The important thing to know about German wine laws and the labeling is they attempt to determine and indicate the style of the contents therein. Sound simple? Good! The German wines are graded by the natural sugar content of the grapes at harvest. I believe the idea was to indicate ripeness of the grapes at harvest and therefore the quality of the vineyards because, naturally, the best vineyards would be the ones where the grapes receive the optimal ripeness. This is not necessarily so, but it does indicate the sugar content of the harvested grapes and then the possible sweetness of the finished wine. But this is also not necessarily so, as fermentation can reduce the sugar levels in relation to the alcohol levels. Confused yet? Good!

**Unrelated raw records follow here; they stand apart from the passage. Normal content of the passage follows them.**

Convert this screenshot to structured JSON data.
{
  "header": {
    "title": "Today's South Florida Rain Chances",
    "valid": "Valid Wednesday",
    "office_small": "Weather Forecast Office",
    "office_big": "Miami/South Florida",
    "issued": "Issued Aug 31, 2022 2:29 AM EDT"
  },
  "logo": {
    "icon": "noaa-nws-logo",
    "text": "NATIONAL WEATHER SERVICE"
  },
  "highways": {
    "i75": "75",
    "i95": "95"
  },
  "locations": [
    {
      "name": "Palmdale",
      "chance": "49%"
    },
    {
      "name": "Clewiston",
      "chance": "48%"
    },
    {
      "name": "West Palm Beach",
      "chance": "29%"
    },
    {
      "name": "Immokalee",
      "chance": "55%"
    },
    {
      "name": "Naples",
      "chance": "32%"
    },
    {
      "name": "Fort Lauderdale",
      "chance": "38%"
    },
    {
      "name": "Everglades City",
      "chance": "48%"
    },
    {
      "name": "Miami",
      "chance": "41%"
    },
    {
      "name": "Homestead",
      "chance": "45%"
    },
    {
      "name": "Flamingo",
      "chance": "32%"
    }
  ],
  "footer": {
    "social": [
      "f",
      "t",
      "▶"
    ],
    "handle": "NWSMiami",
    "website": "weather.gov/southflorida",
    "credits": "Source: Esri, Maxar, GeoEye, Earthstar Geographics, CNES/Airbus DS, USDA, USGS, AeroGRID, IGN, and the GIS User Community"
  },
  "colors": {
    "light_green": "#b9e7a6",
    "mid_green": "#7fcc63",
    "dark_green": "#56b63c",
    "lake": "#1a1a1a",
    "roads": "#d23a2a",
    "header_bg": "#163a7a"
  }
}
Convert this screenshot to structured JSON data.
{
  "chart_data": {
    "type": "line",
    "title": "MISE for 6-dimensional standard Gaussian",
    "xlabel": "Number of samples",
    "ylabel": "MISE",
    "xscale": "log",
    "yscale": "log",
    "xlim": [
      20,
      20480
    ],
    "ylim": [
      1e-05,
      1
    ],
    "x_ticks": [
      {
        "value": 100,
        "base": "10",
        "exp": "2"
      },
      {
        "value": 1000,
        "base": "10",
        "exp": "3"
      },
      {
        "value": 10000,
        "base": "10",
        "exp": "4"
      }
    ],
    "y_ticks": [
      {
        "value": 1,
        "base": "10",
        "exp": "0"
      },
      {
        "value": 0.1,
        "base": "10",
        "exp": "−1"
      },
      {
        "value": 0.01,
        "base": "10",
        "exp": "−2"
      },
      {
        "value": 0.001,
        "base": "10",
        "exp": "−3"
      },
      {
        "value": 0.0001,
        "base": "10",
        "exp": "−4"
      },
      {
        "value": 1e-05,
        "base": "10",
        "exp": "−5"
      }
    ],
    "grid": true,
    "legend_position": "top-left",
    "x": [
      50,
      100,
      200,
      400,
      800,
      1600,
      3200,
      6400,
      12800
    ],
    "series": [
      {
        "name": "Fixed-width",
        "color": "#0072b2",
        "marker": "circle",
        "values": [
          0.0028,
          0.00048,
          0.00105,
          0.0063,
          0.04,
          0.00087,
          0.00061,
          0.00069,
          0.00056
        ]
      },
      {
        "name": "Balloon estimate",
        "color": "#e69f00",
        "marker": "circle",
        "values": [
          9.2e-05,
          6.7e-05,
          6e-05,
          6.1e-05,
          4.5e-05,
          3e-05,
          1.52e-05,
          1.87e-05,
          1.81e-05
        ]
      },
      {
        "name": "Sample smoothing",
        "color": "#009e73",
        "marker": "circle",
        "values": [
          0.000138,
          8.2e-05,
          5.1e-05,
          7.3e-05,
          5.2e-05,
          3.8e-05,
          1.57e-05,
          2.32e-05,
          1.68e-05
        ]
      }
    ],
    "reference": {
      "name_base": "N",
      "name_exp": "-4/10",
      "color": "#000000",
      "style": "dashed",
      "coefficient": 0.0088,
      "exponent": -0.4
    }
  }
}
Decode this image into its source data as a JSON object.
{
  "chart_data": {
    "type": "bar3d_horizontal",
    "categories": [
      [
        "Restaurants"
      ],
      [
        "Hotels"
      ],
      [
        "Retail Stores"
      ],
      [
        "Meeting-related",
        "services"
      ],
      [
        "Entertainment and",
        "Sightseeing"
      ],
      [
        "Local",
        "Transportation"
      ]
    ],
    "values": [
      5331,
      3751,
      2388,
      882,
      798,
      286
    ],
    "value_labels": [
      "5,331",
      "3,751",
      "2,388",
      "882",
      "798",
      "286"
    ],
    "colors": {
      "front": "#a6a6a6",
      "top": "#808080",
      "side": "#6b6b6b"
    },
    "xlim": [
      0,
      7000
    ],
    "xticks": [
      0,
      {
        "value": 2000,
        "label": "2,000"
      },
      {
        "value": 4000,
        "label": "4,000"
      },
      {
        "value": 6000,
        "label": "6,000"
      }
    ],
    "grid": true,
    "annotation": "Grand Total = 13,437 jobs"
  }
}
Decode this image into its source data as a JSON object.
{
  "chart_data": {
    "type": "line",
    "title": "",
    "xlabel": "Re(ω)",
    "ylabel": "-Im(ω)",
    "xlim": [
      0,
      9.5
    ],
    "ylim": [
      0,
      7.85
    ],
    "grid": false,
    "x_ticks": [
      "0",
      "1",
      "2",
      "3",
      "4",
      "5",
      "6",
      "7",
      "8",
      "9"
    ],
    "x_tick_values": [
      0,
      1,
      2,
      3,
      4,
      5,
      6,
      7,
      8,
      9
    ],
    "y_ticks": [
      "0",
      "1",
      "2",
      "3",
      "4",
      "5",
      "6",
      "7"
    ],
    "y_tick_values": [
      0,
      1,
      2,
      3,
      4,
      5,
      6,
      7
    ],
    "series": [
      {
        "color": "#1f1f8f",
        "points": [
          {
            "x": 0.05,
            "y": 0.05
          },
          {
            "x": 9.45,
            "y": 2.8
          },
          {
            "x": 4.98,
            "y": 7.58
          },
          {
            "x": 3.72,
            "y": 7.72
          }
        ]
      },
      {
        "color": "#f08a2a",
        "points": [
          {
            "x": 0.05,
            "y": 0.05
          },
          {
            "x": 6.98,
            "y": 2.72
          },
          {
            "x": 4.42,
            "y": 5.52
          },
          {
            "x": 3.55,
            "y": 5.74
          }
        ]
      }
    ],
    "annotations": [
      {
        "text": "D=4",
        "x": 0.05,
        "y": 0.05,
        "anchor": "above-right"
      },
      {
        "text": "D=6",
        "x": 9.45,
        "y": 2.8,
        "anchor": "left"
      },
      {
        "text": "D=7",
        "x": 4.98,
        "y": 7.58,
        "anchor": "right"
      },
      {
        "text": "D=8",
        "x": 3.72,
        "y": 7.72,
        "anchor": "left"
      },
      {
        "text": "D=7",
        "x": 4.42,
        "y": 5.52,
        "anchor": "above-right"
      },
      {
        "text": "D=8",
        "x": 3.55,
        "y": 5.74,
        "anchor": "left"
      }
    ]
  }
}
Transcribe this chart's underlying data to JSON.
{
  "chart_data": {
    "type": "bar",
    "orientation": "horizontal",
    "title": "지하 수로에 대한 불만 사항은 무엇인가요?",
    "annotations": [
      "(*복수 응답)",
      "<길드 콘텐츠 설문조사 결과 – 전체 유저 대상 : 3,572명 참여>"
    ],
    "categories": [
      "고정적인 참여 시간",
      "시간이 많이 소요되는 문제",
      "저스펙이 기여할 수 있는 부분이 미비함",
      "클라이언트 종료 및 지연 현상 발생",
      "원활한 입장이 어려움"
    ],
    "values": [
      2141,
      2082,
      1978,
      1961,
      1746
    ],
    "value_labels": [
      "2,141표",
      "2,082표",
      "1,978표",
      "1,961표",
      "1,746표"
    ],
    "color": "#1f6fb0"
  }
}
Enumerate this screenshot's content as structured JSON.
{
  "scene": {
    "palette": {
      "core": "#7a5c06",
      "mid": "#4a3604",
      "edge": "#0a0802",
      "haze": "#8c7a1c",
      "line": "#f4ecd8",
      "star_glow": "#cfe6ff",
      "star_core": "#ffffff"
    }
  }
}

So the designations in the German wine laws are as follows from lowest sugar levels to the highest: Tafelwein, Landwein, QbA, Kabinett, Spatlese, Auslese, Beerenauslese, Trockenbeerenauslese, and Eiswein. Furthermore, the addition of “Trocken” would mean “dry” but doesn’t necessarily make a dry wine, but makes a drier wine depending on the beginning sugar levels and the finished sugar levels in relation to the acidity of the finished wine. Heck, at this point even I don’t know what I’m talking about. So in a nutshell, Rieslings are not all sweet, and German Rieslings are considered the finest in the world. So don’t be afraid, or we’ll study more German wine laws. And listen to Kraftwerk. And nobody wants that do they?

So with all that talk about German wine laws we hardly have space left for Austria, so let’s get Austria in a nutshell. Austria is, of course, further South from Germany, and thus warmer. Warmer means a better chance for the warmer-weather grapes, so there’s a better chance for red grapes. Also, Austria shares its southern border with Northeastern Italy, so the red wine styles are similar to the Italian wines of that region (closest to Friuli), although with remarkably different grapes. This means lighter reds with varieties of Zweigelt and Blaufrankisch. The hallmark of Austrian wines, however, would have to be the dry, crisp, and complex white wine, Gruner Veltliner.

They’re all delicious crowd pleasers! We’ve got two reds, a Blaufrankisch and the Park Cuvee, which is a blend of Zweigelt and Blaufrankisch. Then there are two Rieslings, two Gruner Veltliners and even a Rose of Pinot Noir. We continue with the light and lively summer tastings, and this is a wonderful stop on the world tour!

So Friday, August 4th, between 4:30 and 9:00 PM it’s:

Germany & Austria!!!
Hopler 2004 Gruner Veltliner, Burgenland, Austria
Pazen 2004 Riesling Spatlese, Mosel-Saar-Ruwer, Germany
Villa Wolf 2004 Rose de Pinot Noir, Pfalz, Germany
Peter Schandl 2003 Blaufrankisch, Burgenland, Austria
Graf Trauttmannsdorff 2001 Park Classic Cuvee Blaufrankisch & Zweigelt), Burgenland, Austria

More Germany & Austria!!!
Sighard Donabaum 2003 Gruner Veltliner Smaragd Atzberg, Wauchau, Austria
Von Buhl 2003 Riesling Kabinet “Amand”, Pfalz, Germany
A stellar deal at $10 for the First 5, $6 for the Extra 2 Premium Pours.
Hope to see you here!

Seize the Wine!

Next Friday tasting is North-Central Spain! (Rioja, Navarra, Campo de Borja, Etc.)